A teenager from Nottingham is convicted for burgling a bakery and sent to Borstal, where he finds solace in long-distance running.
See main article: The Loneliness of the Long-Distance Runner.
Ernest Brown the upholsterer is lonely and suffering from shell-shock. He feels guilty for surviving the trenches of World War I. His wife has left him, and he has lost touch with his family. One morning two young girls sit at his table in a cafe, disrupting his routine of introspection. He speaks to them and buys them cakes. In the weeks that follow, he regularly meets them and buys them food and gifts; they give him a reason to live. The police then tell him not to go near them again, and he turns to drink.
Sillitoe based the title character on a relative of his, Uncle Edgar, also an upholsterer warned away by police from two young girls he had befriended.[1]
Ostensibly teaching teenage boys Religious Education, Mr. Raynor's attention wanders to the young women working in Harrison's, the draper's shop opposite his classroom window. He reflects on their physical merits whilst trying to maintain discipline among his students.
Again Sillitoe bases this story on his experiences and acquaintances: a teacher at his school who paid more attention to shop girls outside than to his class.[1]
In Nottingham, postman Harry looks back 28 years. His marriage to Kathy lasted six years before she left him for a housepainter. Ten years later she returned, having lost her vitality and seeming sad. She tells him the housepainter died from lead poisoning and asks for the eponymous picture. Harry gives it to her, later finds that she has pawned it and buys it back. Kathy returns every week for six years to borrow money, which he gives her for old time's sake. She takes and pawns the picture again, but Harry doesn't buy it back this time. She dies in a lorry accident. At the funeral, Harry sees the housepainter alive.

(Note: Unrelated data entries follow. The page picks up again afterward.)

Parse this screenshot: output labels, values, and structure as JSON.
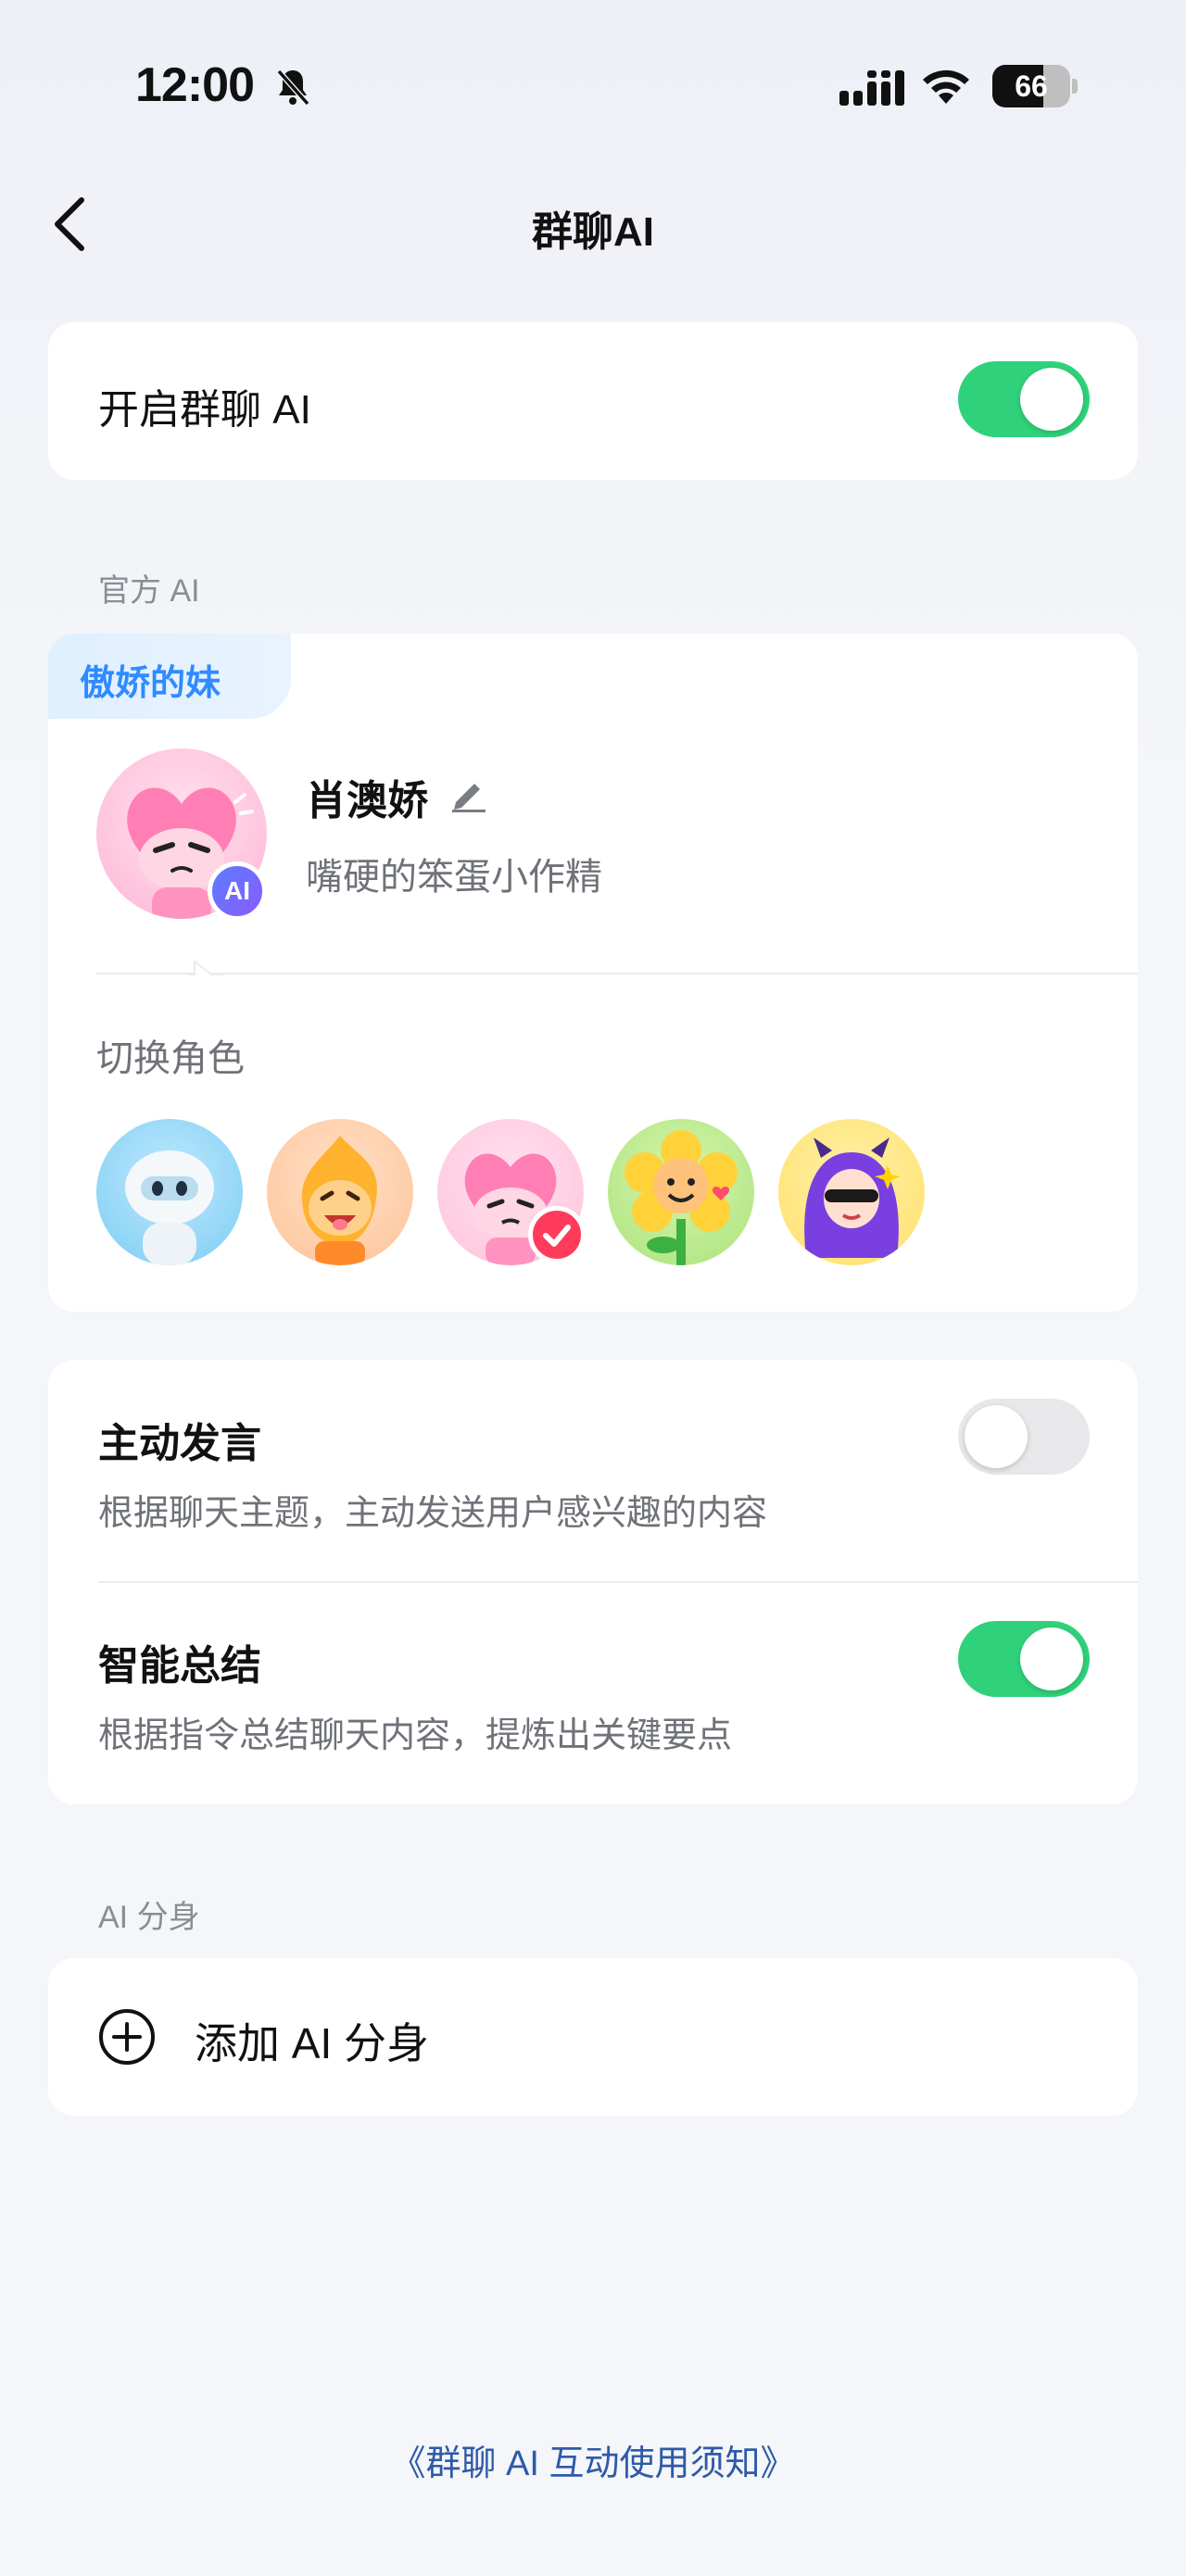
{
  "status_bar": {
    "time": "12:00",
    "battery_level": "66",
    "battery_fraction": 0.66,
    "icons": [
      "bell-muted-icon",
      "signal-icon",
      "wifi-icon",
      "battery-icon"
    ]
  },
  "nav": {
    "title": "群聊AI",
    "back_icon": "chevron-left-icon"
  },
  "enable_card": {
    "label": "开启群聊 AI",
    "enabled": true
  },
  "official_section": {
    "label": "官方 AI",
    "tag": "傲娇的妹",
    "character": {
      "name": "肖澳娇",
      "description": "嘴硬的笨蛋小作精",
      "badge": "AI"
    },
    "switch_label": "切换角色",
    "roles": [
      {
        "id": "robot",
        "selected": false
      },
      {
        "id": "flame",
        "selected": false
      },
      {
        "id": "heart",
        "selected": true
      },
      {
        "id": "flower",
        "selected": false
      },
      {
        "id": "devil-girl",
        "selected": false
      }
    ]
  },
  "settings_card": {
    "items": [
      {
        "title": "主动发言",
        "subtitle": "根据聊天主题，主动发送用户感兴趣的内容",
        "enabled": false
      },
      {
        "title": "智能总结",
        "subtitle": "根据指令总结聊天内容，提炼出关键要点",
        "enabled": true
      }
    ]
  },
  "clone_section": {
    "label": "AI 分身",
    "add_label": "添加 AI 分身"
  },
  "footer": {
    "link": "《群聊 AI 互动使用须知》"
  },
  "colors": {
    "toggle_on": "#2fd27a",
    "toggle_off": "#e8e8ea",
    "tag_text": "#2f8bff",
    "link": "#2e5aa8",
    "check_badge": "#ff3b5c"
  }
}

Ten-year-old Colin and his cousin Bert visit the Goose Fair with only four pence between them. The resourceful Bert uses dishonest tricks to get more spending money. Their evening ends on the 'Noah's Ark', a carousel of different animals where they attempt to evade the attendant for a free ride.

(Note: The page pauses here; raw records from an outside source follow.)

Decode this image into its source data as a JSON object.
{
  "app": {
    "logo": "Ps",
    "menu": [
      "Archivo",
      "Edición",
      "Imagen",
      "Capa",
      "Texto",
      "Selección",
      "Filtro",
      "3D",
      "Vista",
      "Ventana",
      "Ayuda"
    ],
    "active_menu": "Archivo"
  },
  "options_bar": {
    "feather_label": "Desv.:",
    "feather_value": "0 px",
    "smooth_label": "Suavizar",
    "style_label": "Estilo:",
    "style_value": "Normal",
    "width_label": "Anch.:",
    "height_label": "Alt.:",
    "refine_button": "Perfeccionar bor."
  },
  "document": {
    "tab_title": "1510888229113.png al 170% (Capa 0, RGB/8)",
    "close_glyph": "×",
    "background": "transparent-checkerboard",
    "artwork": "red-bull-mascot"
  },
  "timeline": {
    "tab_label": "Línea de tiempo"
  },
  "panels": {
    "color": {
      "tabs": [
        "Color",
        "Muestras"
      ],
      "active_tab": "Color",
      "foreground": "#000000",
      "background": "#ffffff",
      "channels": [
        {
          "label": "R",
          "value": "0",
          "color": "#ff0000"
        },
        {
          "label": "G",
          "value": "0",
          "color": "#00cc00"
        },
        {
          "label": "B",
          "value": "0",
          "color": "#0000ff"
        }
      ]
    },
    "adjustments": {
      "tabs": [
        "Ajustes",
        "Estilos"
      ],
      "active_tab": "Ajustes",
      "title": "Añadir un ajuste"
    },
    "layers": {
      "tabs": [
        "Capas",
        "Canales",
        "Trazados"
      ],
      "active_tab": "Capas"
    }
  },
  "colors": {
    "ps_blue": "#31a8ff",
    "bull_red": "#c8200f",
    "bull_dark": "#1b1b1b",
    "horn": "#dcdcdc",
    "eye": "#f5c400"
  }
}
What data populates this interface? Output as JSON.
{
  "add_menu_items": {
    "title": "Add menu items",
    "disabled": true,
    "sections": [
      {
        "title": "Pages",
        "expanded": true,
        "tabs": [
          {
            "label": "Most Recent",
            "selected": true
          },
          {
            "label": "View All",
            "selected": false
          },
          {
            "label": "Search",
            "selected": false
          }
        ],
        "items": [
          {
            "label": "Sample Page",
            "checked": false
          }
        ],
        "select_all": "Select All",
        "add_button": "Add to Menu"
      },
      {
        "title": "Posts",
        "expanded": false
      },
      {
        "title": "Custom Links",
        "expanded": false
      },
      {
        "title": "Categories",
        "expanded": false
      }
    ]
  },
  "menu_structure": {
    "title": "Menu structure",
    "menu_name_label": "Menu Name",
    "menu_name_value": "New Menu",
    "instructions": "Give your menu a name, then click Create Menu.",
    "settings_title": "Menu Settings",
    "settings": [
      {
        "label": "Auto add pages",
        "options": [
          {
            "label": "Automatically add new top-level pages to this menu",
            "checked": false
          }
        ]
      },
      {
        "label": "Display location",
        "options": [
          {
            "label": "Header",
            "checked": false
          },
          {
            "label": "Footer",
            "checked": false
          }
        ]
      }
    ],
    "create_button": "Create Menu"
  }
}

A young boy helps a neighbour who tries to hang himself.
After watching their team Notts County lose 2-1 to Bristol City, Lennox and Fred return to their neighbouring houses in The Meadows. Fred and his wife of one month overhear Lennox losing his temper and using violence against his wife.
The story of Jim Scarfedale is told by his neighbour as a cautionary tale against living at home too long. Jim, thought to be a mother's boy, marries with little announcement to the surprise and consternation of his domineering mother. The marriage lasts six months, after which Jim returns to his mother and is disgraced when discovered preying on little girls.
Alan Sillitoe recalls his childhood in Nottingham when he was in a gang led by Frankie Buller, a man in his early twenties with a mental age much lower. They made frequent raids into a nearby housing estate to battle a rival gang. The advent of World War II put a stop to Frankie's exploits.[2]